Now the unofficial title the building once held could soon come crumbling down also.

Photo by Chicago Architectural Photographing Company

Architect William LeBaron Jenney built the Home Insurance Company's headquarters building with what at the time was a revolutionary idea, to use a metal skeleton frame rather than masonry to allow for more durability, stability and a greater height. “Prior to that, most buildings were built with load-bearing construction that placed one stone on top of another and had floors that were supported by these walls and internal columns,” said Antony Wood, CEO of the Council on Tall Buildings and Urban Habitat. The council is the same group that several years ago demoted the Willis Tower in Chicago as America's tallest building in favor of New York City's 1,776-foot-high One World Trade Center built in 2014.
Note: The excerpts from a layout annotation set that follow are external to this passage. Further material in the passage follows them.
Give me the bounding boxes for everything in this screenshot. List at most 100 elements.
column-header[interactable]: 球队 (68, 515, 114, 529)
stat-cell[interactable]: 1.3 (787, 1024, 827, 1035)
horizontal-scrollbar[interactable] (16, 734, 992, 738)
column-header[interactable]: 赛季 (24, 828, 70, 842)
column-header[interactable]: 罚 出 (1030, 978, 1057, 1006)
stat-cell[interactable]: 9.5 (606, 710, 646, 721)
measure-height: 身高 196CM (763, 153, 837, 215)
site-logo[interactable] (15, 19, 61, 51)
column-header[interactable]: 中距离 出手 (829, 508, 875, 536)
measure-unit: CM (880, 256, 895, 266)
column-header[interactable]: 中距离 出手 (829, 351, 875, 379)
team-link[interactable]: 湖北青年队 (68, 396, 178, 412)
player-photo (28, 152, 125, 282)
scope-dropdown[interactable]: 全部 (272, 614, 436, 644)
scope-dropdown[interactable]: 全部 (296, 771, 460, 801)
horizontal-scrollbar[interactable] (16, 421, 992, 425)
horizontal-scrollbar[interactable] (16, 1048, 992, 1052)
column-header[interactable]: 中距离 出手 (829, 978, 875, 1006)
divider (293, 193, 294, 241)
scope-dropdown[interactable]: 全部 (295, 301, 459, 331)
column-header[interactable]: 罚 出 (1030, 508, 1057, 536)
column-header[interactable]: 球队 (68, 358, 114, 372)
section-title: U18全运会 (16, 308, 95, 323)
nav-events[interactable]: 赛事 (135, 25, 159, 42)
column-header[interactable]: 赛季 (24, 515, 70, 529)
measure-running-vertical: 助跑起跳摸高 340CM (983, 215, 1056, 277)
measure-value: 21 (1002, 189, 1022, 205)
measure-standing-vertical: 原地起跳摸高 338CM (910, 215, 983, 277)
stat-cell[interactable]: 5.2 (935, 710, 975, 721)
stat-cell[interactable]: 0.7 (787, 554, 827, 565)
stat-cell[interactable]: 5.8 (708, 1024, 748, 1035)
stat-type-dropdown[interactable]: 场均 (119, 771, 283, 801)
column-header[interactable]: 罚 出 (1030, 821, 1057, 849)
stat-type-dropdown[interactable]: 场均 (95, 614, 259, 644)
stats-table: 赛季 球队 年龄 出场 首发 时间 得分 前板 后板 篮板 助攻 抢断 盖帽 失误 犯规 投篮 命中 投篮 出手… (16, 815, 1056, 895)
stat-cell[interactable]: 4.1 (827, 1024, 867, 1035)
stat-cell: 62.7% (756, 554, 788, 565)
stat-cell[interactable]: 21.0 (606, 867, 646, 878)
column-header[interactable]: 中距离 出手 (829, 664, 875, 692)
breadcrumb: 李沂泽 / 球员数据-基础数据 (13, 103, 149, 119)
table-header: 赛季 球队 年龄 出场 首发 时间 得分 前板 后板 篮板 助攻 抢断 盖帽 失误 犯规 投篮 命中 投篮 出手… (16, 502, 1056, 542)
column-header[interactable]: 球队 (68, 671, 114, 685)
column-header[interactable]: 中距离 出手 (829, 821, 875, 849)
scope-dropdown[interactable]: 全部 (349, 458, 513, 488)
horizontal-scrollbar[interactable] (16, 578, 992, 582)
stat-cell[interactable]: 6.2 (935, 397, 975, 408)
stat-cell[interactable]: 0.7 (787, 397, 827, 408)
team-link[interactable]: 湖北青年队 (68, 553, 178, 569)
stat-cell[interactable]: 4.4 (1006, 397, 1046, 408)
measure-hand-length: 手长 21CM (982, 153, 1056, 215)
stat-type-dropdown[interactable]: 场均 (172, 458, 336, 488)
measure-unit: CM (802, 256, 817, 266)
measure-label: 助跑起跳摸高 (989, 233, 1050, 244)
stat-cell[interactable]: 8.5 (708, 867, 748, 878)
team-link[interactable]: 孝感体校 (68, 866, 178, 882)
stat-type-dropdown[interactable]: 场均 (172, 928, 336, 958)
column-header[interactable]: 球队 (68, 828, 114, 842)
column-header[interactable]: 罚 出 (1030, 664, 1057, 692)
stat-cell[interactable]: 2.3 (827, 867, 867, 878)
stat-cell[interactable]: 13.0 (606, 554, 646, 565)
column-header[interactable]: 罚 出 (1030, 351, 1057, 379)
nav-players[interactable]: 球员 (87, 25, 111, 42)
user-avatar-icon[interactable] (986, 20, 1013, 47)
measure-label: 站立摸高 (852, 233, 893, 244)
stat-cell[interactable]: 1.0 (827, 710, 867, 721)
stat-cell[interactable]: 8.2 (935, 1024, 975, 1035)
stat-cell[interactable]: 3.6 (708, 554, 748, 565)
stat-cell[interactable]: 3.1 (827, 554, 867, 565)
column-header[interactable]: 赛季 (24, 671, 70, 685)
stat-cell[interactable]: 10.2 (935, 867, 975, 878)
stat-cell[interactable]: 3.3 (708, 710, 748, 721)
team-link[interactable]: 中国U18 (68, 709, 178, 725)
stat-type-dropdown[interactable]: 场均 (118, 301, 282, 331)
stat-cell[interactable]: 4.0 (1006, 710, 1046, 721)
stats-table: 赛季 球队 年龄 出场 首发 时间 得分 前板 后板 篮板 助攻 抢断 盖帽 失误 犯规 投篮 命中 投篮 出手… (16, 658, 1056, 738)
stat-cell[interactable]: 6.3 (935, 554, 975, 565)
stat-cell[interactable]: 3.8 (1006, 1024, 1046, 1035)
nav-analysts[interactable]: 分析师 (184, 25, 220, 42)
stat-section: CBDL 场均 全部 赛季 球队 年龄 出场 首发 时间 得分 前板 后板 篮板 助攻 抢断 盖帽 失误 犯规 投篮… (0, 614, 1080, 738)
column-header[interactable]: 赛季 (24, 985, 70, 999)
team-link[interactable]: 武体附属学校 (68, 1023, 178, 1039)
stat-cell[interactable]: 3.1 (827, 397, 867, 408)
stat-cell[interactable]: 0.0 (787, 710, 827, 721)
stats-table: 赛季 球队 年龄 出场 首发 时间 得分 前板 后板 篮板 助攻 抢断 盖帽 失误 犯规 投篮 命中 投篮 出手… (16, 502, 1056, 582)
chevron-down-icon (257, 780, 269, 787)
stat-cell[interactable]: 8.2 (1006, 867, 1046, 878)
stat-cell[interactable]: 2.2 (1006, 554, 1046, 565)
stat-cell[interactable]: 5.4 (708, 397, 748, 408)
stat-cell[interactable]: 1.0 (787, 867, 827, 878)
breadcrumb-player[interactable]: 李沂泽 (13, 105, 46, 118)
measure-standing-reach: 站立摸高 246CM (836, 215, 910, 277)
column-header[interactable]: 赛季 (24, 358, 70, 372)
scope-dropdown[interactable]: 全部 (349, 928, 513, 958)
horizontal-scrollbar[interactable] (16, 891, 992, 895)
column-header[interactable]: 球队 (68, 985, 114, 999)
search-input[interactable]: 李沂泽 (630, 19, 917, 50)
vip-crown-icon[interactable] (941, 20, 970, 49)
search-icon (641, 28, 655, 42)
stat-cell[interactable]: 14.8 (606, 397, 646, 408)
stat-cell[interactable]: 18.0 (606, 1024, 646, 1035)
Last year, members of the council's network refuted claims that the 12-story Home Insurance Building was the first tall, steel-framed building in the industrial era.

Numerous experts contend that other steel, high-rise buildings in Chicago and New York were built before the mid-1880s. For nearly 40 years, Condit's claims went undisputed, Wood said. “But in the last 20 years there's been a pretty strong backlash by academic professionals who say the building wasn't the first metal-frame skyscraper. In fact, as documentary evidence shows, it wasn't even fully metal-framed but was built with a hybrid construction with other materials such as bricks,” he said.

Wood said the decision to potentially strip the Home Insurance Building of its title hinges on the creation of criteria to determine what building meets the architectural specifications of the first skyscraper. Last year during the council's 50th anniversary, Wood and his team put together a symposium of architecture professors and historians to debate their claims and develop benchmarks and standards by which buildings are measured.

“We haven't yet reached a decision but we continue to debate the different criteria upon which to determine the first skyscraper. It may well be the first fully metal-framed building or the first tall building with an elevator,” he said.

During the mid-1880s, Home Insurance, which was founded in 1853, hired Jenney to build a lofty, fireproof building for its Chicago headquarters. Prior to its construction, many of the city's wooden structures were destroyed in the 1871 Great Chicago Fire. Jenney's innovative structural engineering design of a steel skeleton building paved the way for how today's skyscrapers are constructed. Today, the only remnant left behind of what was once unofficially the first global skyscraper is a plaque marking the spot where the iconic building once stood.